10 giugno 1924. A Roma, sul Lungotevere Arnaldo da
Brescia, intorno alle ore 16,30, Matteotti è aggredito e trascinato a forza su
un’automobile. Gli autori del sequestro sono, come si scoprirà in seguito,
stretti collaboratori del ministero degli Interni: Amerigo Dumini (squadrista
toscano) Albino Volpi, Giuseppe Viola, Amleto Poveromo e Augusto Malacria,
provenienti da associazioni di arditi di Milano. Partecipano anche Filipo
Panzeri, Aldo Putato e Otto Thierschald. Il gruppo sfrutta la collaborazione
della direzione generale di Pubblica Sicurezza.

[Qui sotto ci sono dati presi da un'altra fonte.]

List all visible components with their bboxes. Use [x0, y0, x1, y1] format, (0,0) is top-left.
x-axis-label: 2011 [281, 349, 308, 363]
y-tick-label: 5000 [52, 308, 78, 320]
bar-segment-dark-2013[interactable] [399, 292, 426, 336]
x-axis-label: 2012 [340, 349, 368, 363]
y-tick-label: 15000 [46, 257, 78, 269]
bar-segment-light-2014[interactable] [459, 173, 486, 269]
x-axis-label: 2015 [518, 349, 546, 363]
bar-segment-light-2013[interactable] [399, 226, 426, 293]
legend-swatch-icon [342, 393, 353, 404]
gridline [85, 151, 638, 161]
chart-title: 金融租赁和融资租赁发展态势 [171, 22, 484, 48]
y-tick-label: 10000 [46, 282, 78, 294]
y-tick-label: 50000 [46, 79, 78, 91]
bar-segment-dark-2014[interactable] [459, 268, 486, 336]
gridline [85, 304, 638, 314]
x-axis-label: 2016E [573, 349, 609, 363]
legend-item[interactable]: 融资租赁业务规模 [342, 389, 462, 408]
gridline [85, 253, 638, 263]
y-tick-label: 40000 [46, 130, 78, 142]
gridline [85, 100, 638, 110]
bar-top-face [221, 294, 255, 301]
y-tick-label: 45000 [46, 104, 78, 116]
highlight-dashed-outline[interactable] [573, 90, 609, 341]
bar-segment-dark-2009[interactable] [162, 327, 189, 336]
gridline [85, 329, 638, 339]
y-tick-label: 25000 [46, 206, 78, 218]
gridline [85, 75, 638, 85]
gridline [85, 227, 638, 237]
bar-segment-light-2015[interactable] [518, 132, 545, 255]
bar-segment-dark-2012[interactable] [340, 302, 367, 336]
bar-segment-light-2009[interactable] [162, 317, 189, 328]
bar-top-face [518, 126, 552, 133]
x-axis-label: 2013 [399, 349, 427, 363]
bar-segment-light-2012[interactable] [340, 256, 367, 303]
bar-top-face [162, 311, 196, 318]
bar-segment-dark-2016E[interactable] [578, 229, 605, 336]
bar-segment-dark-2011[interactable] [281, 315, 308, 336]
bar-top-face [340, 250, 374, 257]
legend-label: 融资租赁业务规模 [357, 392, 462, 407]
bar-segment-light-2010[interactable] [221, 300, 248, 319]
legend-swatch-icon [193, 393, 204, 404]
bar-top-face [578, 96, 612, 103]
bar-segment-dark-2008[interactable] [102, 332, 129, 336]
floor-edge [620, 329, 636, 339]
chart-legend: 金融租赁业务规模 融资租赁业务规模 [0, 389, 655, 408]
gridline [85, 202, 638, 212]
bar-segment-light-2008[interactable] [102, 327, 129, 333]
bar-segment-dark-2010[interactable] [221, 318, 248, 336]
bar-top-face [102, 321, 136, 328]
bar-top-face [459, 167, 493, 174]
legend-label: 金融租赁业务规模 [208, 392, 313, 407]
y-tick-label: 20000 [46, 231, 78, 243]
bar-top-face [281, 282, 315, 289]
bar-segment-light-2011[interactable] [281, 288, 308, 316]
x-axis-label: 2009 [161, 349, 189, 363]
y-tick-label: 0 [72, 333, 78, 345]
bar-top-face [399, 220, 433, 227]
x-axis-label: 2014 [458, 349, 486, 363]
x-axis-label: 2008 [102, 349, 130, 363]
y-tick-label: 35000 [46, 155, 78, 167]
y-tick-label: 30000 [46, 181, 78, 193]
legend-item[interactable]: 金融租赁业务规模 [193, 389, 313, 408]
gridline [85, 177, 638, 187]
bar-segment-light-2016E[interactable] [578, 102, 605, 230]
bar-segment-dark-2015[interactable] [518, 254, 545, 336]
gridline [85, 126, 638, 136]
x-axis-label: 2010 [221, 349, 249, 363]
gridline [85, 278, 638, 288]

Gli esecutori materiali dell’omicidio di Matteotti
vengono individuati ed arrestati nei primi giorni dopo il delitto, grazie all’identificazione
del numero di targa della vettura (Lancia Lambda) utilizzata per il rapimento e l’assassinio.
Anche i mandanti, nel loro livello intermedio (Rossi e Marinelli) sono
rapidamente chiamati in causa, ed arrestati a loro volta. Come mai allora, le
condanne sono solo tre, e le pene detentive concretamente scontate
assolutamente irrisorie?
Per tentare una risposta occorre analizzare la lunga
e complessa strategia messa in atto dal regime. In primo luogo, la gestione dei
primi atti di indagine: il capo della polizia De Bono, pur non essendo legittimato
a svolgere attività di polizia giudiziaria, cerca di gestire in proprio l’arresto
di Dumini, forse preoccupato di acquisire i documenti che sono stati sottratti
a Matteotti, ovvero le prove del coinvolgimento del regime (Savoia e vertici
del fascismo) nello scandalo petrolifero. Si tratta del vero movente del
delitto. Matteotti sarebbe riuscito ad archiviare il fascismo.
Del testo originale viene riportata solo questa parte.